The interview X factor: the elusive 'potential' that dictates success

The admissions process seeks applicants with indefinable qualities, deemed able to develop critical, questioning minds, writes Mary Evans

十二月 10, 2009

At this time of year, the universities of Oxford and Cambridge begin the process of selecting for interview sixth-formers who have applied for admission. Given that only those with the highest grades at A level will be offered places, much remains to be decided by the "potential" that prospective students show at interview.

In much of the discussion about who is admitted to Oxbridge (or other elite institutions), "potential" seems to be a considerable factor in separating the successful from the unsuccessful.

At highly selective interviews, admissions tutors have to recognise this "X factor" (curiously systematically present in some parts of the British class structure) among a cohort of 18-year-old applicants. Oxbridge (rightly) defends its right to choose its own students and not be party to what Alison Richard, the vice-chancellor of Cambridge, described (in common with many others) as "social engineering".

(However, critics may note that some sorts of social engineering are more welcome than others: in 1999, Cambridge established the Margaret Thatcher professorship of enterprise studies, a form of social engineering not always distant from enabling the rich.)

But what is the meaning, and what are the social implications, of the word "potential"? One question is inevitably about what (or who) the potential is for: the information that has come out of Oxbridge interviews suggests that although applicants are no longer always asked to answer obscure academic queries, they are tasked with questions about popular culture or those brain teasers once put before putative army officers: "Given a box of matches and a piece of string, how would you get three men across a ravine?"

This is not to say that all questions asked by interviewers for elite institutions are absurd, and of course the predictable ones ("Why do you want to come here?"; "What do you hope to get from your years at university?") could be defined by any competent applicant or teacher.

But the very predictability of these questions makes the judgments arrived at even more difficult to understand: applicants will no doubt have rehearsed answers about a passion for a particular subject, a desire to be taught and tested and so on, and it is on the basis of these conventional questions that choices are made. Yet in those closed interview rooms a mysterious process takes place, which has the result of separating those with "potential" from those without it.

Given that at least some of the questions asked will have an element of surprise about them, it is useful to ask what kind of characteristics one may need in order to show "potential".

First, applicants must be able to think quickly and (as the expression has it) "on their feet". Second, they must have the ability to respond in ways which suggest that they are confident in making instant judgments and can answer what may be an implicitly aggressive question with a degree of calm.

In this, at least in part, a process of recognition is at work: applicants need to be (albeit in a very youthful form) a version of what we (the interviewers) are like, people who are engaged daily in the development and the influence of our ideas.

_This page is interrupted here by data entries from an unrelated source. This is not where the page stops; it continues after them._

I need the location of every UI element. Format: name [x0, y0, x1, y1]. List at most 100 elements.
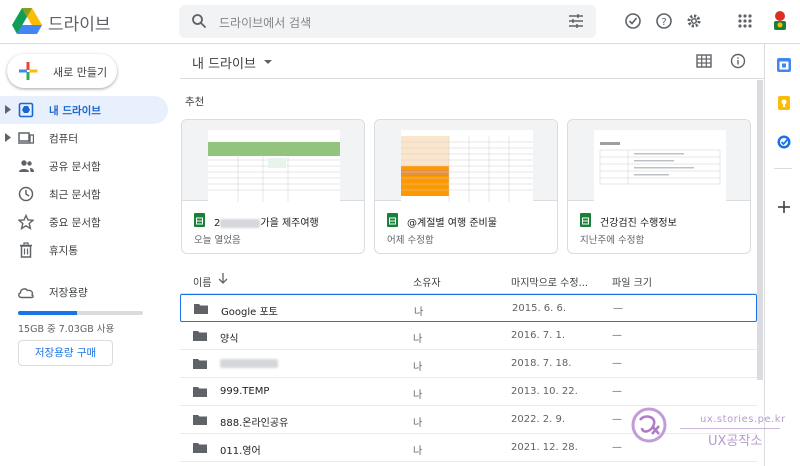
- account-avatar[interactable]: [769, 9, 791, 33]
- column-header-size[interactable]: 파일 크기: [612, 274, 652, 289]
- computer-icon: [18, 132, 34, 144]
- chevron-down-icon[interactable]: [264, 60, 272, 64]
- table-row[interactable]: 888.온라인공유 나 2022. 2. 9. —: [180, 406, 757, 434]
- sidebar-item-shared[interactable]: 공유 문서함: [0, 152, 168, 180]
- modified-cell: 2022. 2. 9.: [511, 414, 566, 425]
- my-drive-icon: [18, 102, 34, 118]
- owner-cell: 나: [413, 446, 423, 457]
- modified-cell: 2015. 6. 6.: [512, 303, 567, 314]
- drive-logo-icon[interactable]: [12, 8, 42, 34]
- buy-storage-button[interactable]: 저장용량 구매: [18, 340, 113, 366]
- breadcrumb[interactable]: 내 드라이브: [192, 53, 256, 72]
- suggested-file-card[interactable]: 2 가을 제주여행 오늘 열었음: [181, 119, 365, 254]
- redacted-text: [220, 358, 278, 368]
- apps-grid-icon[interactable]: [736, 12, 754, 30]
- document-preview: [594, 130, 726, 202]
- sidebar-item-trash[interactable]: 휴지통: [0, 236, 168, 264]
- column-header-modified[interactable]: 마지막으로 수정...: [511, 274, 588, 289]
- table-row[interactable]: 011.영어 나 2021. 12. 28. —: [180, 434, 757, 462]
- file-thumbnail: [568, 120, 750, 202]
- expand-arrow-icon[interactable]: [5, 133, 11, 142]
- sidebar-item-label: 공유 문서함: [49, 161, 101, 173]
- plus-icon: [19, 62, 38, 80]
- grid-view-icon[interactable]: [696, 54, 712, 68]
- expand-arrow-icon[interactable]: [5, 105, 11, 114]
- storage-progress-fill: [18, 311, 77, 315]
- rail-divider: [774, 168, 792, 169]
- size-cell: —: [613, 303, 623, 314]
- modified-cell: 2013. 10. 22.: [511, 386, 578, 397]
- app-title[interactable]: 드라이브: [48, 10, 111, 35]
- calendar-icon[interactable]: [776, 57, 792, 73]
- folder-icon: [193, 415, 207, 425]
- sidebar-item-label: 내 드라이브: [49, 105, 101, 117]
- suggested-section-title: 추천: [185, 96, 205, 108]
- storage-usage-text: 15GB 중 7.03GB 사용: [18, 324, 115, 335]
- column-header-name[interactable]: 이름: [193, 274, 211, 289]
- owner-cell: 나: [414, 307, 424, 318]
- folder-name: 888.온라인공유: [220, 418, 289, 429]
- table-row[interactable]: 999.TEMP 나 2013. 10. 22. —: [180, 378, 757, 406]
- suggested-file-card[interactable]: @계절별 여행 준비물 어제 수정함: [374, 119, 558, 254]
- file-name: 건강검진 수행정보: [600, 218, 677, 229]
- folder-icon: [193, 387, 207, 397]
- settings-icon[interactable]: [685, 12, 703, 30]
- file-thumbnail: [182, 120, 364, 202]
- watermark-logo: [631, 407, 667, 443]
- storage-label[interactable]: 저장용량: [49, 285, 88, 300]
- size-cell: —: [612, 330, 622, 341]
- folder-name: 999.TEMP: [220, 386, 270, 397]
- modified-cell: 2018. 7. 18.: [511, 358, 572, 369]
- top-bar: 드라이브 드라이브에서 검색 ?: [0, 0, 800, 44]
- sheets-file-icon: [194, 213, 205, 227]
- file-activity: 오늘 열었음: [194, 235, 241, 246]
- folder-icon: [193, 443, 207, 453]
- file-activity: 지난주에 수정함: [580, 235, 645, 246]
- sidebar-item-my-drive[interactable]: 내 드라이브: [0, 96, 168, 124]
- size-cell: —: [612, 442, 622, 453]
- sheets-file-icon: [387, 213, 398, 227]
- side-panel-rail: [764, 44, 800, 466]
- folder-icon: [193, 359, 207, 369]
- owner-cell: 나: [413, 390, 423, 401]
- search-icon[interactable]: [191, 13, 207, 29]
- sidebar-item-label: 최근 문서함: [49, 189, 101, 201]
- help-icon[interactable]: ?: [655, 12, 673, 30]
- info-icon[interactable]: [730, 53, 746, 69]
- search-input[interactable]: 드라이브에서 검색: [219, 14, 311, 31]
- add-addon-icon[interactable]: [776, 199, 792, 215]
- suggested-file-card[interactable]: 건강검진 수행정보 지난주에 수정함: [567, 119, 751, 254]
- keep-icon[interactable]: [776, 95, 792, 111]
- folder-name: 011.영어: [220, 446, 261, 457]
- watermark-divider: [680, 428, 780, 429]
- table-row[interactable]: Google 포토 나 2015. 6. 6. —: [180, 294, 757, 322]
- tune-icon[interactable]: [568, 13, 584, 29]
- redacted-text: [220, 218, 261, 228]
- cloud-icon: [18, 288, 34, 299]
- sidebar-item-recent[interactable]: 최근 문서함: [0, 180, 168, 208]
- sidebar-item-label: 휴지통: [49, 245, 78, 257]
- owner-cell: 나: [413, 334, 423, 345]
- folder-icon: [193, 331, 207, 341]
- scrollbar[interactable]: [757, 80, 763, 380]
- sidebar-item-label: 컴퓨터: [49, 133, 78, 145]
- column-header-owner[interactable]: 소유자: [413, 274, 441, 289]
- sidebar-item-computers[interactable]: 컴퓨터: [0, 124, 168, 152]
- sidebar-item-starred[interactable]: 중요 문서함: [0, 208, 168, 236]
- shared-people-icon: [19, 160, 34, 172]
- star-icon: [18, 214, 34, 230]
- folder-name: [220, 358, 278, 369]
- new-button-label: 새로 만들기: [53, 66, 108, 79]
- clock-icon: [18, 186, 34, 202]
- tasks-icon[interactable]: [776, 134, 792, 150]
- offline-check-icon[interactable]: [624, 12, 642, 30]
- table-row[interactable]: 양식 나 2016. 7. 1. —: [180, 322, 757, 350]
- svg-text:?: ?: [661, 17, 666, 28]
- folder-name: Google 포토: [221, 307, 278, 318]
- size-cell: —: [612, 414, 622, 425]
- sort-arrow-down-icon[interactable]: [218, 272, 228, 284]
- new-button[interactable]: 새로 만들기: [7, 54, 117, 88]
- size-cell: —: [612, 386, 622, 397]
- search-bar[interactable]: 드라이브에서 검색: [179, 5, 596, 38]
- table-row[interactable]: 나 2018. 7. 18. —: [180, 350, 757, 378]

But suppose applicants have no idea how to answer the questions, let alone what the questions are about. Suppose they have not been taught (or exposed to) that verbal table tennis which is the mark of so many academic exchanges. Suppose they are so overawed by being in the oldest buildings they have ever seen that their "potential" is not going to emerge clearly.

Being "bright" or having "potential" does not come in any one format; feminists have long pointed out that women are often disinclined to be academically aggressive and that what is described as the "cut and thrust" of debate is alien to those who can recognise various sides to a question.

So in those interview rooms (be it at Oxbridge or elsewhere) where interviewers have to tick the box marked "potential", it may be useful to ask them how they themselves define that word.

Aside from the obvious cliched answers about "original" or "critical", it may be the case that an answer emerges in which the potential of the applicant is the potential to reproduce the culture that they wish to enter.

That culture has many obvious strengths, but among those strengths the ability not just to think critically but also to question the authority, as well as the meaning, of the questions themselves may become a possibility ... should the applicants eventually sit in the chairs of the interviewers.